Reporting on the results of economic development activities has become an exercise in obfuscation in many provinces. We are told about the number of 'jobs retained' by economic development activities without ever receiving a viable definition of that term. We are told about 'jobs created' without being informed of whether the jobs will be created now or in future. We are rarely told about the salaries of the jobs attracted to the province and almost never will you see information on the incremental taxes generated directly from the economic development activities of the province. Most economic development agency annual reports talk about activities such as capacity building, promotion and industry sector-building. I am not sure why they even report on that stuff. To me, that is reporting process - not outcome.
Imagine if a private sector company wrote a 100-page annual report talking about new promotional activities, new product development and new facilities and never mentioned revenues or profitability?
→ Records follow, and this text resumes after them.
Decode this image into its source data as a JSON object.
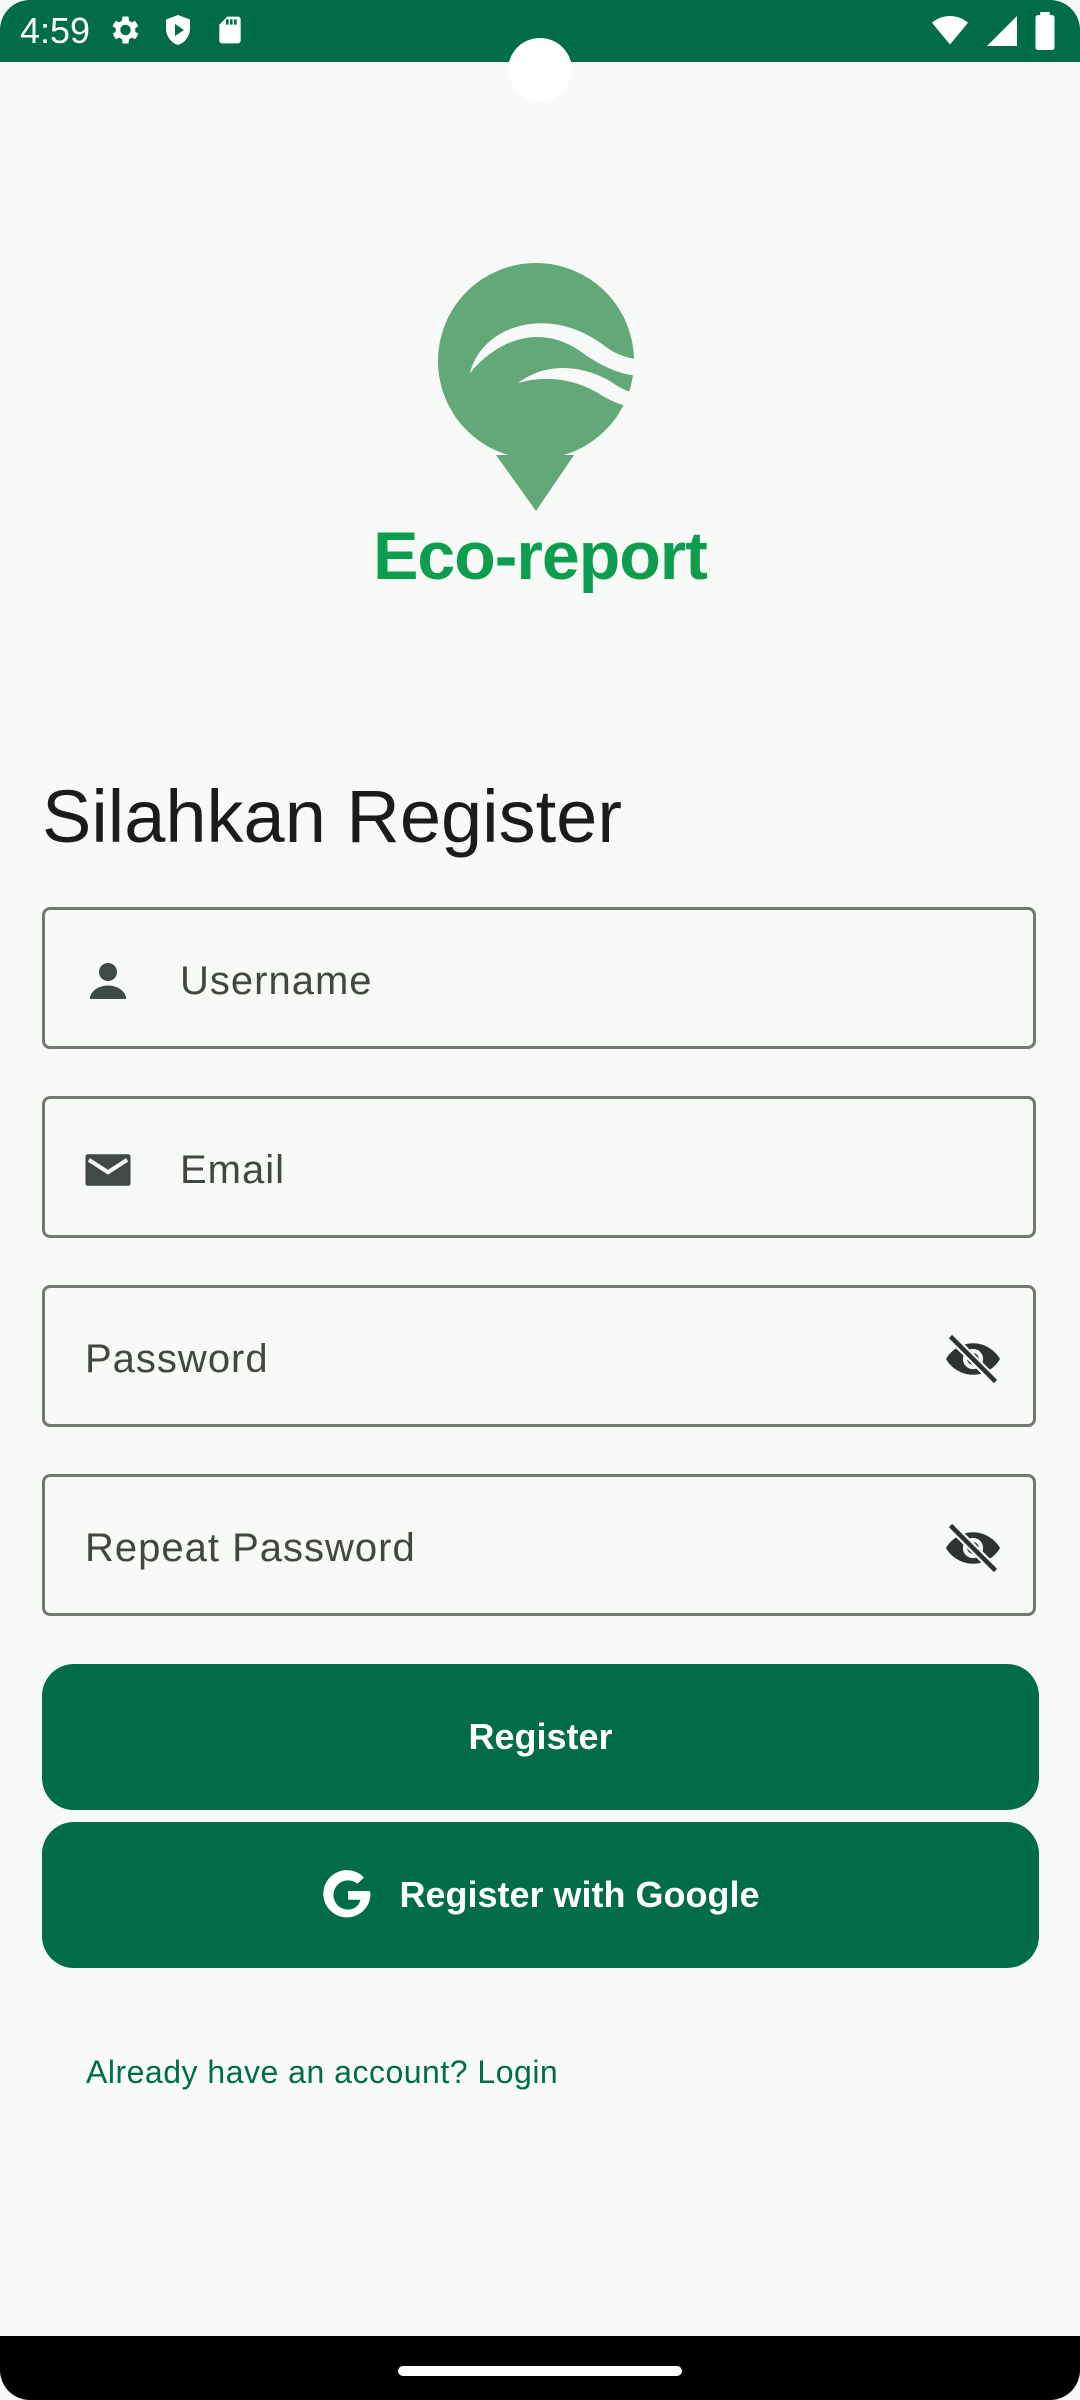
{
  "status_bar": {
    "time": "4:59",
    "left_icons": [
      "gear-icon",
      "shield-play-icon",
      "sd-card-icon"
    ],
    "right_icons": [
      "wifi-icon",
      "signal-icon",
      "battery-icon"
    ]
  },
  "logo": {
    "text": "Eco-report",
    "color": "#0c9d4e",
    "mark_color": "#63a879"
  },
  "heading": "Silahkan Register",
  "form": {
    "username": {
      "placeholder": "Username",
      "icon": "person-icon"
    },
    "email": {
      "placeholder": "Email",
      "icon": "mail-icon"
    },
    "password": {
      "placeholder": "Password",
      "icon": "visibility-off-icon"
    },
    "repeat_password": {
      "placeholder": "Repeat Password",
      "icon": "visibility-off-icon"
    }
  },
  "buttons": {
    "register": "Register",
    "register_google": "Register with Google"
  },
  "login_link": "Already have an account? Login",
  "colors": {
    "primary": "#006d48",
    "background": "#f7faf6",
    "outline": "#737872"
  }
}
Most economic development agencies do just that."
"In Quebec, however, things are reported differently. Despite offering the most lucrative business incentives in Canada, Investissement Québec claims to have a cost-benefit ratio of 3.74 to 1. In other words, for each tax dollar spent by the Quebec government it collected $3.74 in tax and incidental tax revenues."
"Investissement Québec keeps track of all of the companies it has attracted to the province (and investments in Quebec-based firms) and estimates each year the tax benefits to the province from that activity. Some might argue with the methodology used by Quebec to estimate tax and employment activity, but that's not the point. The point is, this is the clearest way to measure the success of a provincial economic development agency and I believe all provincial and state governments should develop similar cost-benefit models."